The idea of such a connection - first created by the Bush administration based using tenuous and now widely discredited intelligence, fostered by an unquestioning press, and repeated until for many it has become an accepted truth - is even
still being posited today by radical conservatives. Though not quite as direct about it, the Bush administration still seems to imply a connection, for example, when Bush repeatedly refers to Iraq as the "
central front in the War on Terror".
However, I've also been sensing something else at work below the surface arguments justifying the war: the subtle impression from certain media commentators, journalists and others that somehow all Arabs and Muslims are essentially the same, and more importantly, they are "not like us". The unspoken logic seems to go something like this: "All terrorists are evil. The 9/11 terrorists were Arabs, so all Arabs are evil." Alternatively, "The terrorists were Islamic militants, so Islam is an evil religion." This prejudice is only inflamed by Bush's polarized rhetoric of good and evil, "with us or against us", "Axis of evil", and so on, and by the Biblical pronouncements of some who should know better. Of course, it's not usually stated quite so blatantly, but this undercurrent of separating "them" and "us" seems to be a recurring theme which just feeds into the closet public (mis-) perception that as long as we're over there killing Arabs - any Arabs - then we're also avenging our 3,000 innocent dead.
Historically, this collective demonization of a whole race is not unique or even particularly unusual, and as Hitler most clearly demonstrated it can be a very dangerous path to follow. Of course the generalizations behind it are demonstrably absurd; clearly, there are terrorists in our own culture (Timothy McVeigh, the Unabomber, even the KKK), and there are equally many millions of ordinary Arabs who have no desire or intention to perpetrate acts of terrorism on others; yet sometimes these truths bear repeating. It's telling, I think, that the first reports in the media of the Oklahoma City bombing simply assumed that an Arab terrorist group was responsible. Perhaps it's easier for us as a nation to blame an identifiable external group than it is to deal with our own internal prejudices.
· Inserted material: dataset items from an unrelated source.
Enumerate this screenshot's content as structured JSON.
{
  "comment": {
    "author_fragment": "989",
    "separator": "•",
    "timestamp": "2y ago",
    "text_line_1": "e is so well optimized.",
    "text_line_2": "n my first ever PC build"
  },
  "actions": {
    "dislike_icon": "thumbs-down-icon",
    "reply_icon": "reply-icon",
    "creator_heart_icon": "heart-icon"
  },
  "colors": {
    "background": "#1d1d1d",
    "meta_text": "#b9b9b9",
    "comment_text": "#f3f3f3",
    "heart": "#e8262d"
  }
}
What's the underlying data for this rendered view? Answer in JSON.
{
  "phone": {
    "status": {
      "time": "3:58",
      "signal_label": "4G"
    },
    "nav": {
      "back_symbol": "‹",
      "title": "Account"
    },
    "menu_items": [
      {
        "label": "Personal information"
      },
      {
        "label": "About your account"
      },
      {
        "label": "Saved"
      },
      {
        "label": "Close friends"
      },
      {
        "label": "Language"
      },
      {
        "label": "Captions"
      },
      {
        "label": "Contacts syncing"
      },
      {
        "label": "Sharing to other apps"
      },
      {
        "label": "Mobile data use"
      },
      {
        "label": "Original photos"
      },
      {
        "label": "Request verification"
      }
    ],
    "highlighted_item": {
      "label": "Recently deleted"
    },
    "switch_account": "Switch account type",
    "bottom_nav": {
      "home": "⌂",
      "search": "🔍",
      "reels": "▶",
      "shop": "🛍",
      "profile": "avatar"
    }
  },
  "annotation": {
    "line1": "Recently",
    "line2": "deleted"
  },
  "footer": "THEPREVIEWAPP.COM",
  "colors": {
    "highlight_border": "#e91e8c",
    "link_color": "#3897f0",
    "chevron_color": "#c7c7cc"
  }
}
There are roughly 1.2 million Arabs in the U.S. - less than half a percent of the population. I venture that few Americans know any Arabs, much less have discussed politics or religion with them, and that most Americans have never even met an Arab in a social setting. So our impressions of a whole race are necessarily created by the news media and by Hollywood, which often casts an evil, grinning, suspiciously dusky-skinned person as the archetypal movie villain - but never an Arab as the Hero or Heroine.
Such lack of awareness and stereotyping almost inevitably leads to ignorance, which is at the root of racial and religious prejudice. Let be me clear that I'm not suggesting that any one person, or even all Americans are racists; simply that institutional racism is one of the skeletons in our collective historical closet that still unconsciously influences our cultural attitudes, and yet rarely seems to get talked about much. To me it's no coincidence that African Americans (who as a group know more than most about the realities of racism) are most solidly united against the Iraq war.
So while I understand that there are many real and largely unspoken ideological, political and economic reasons behind this war (oil, for example), I suggest that there is also an aspect of our cultural racism rearing its ugly head once again. Only by naming it in this latest incarnation can we ever have any hope of transcending it.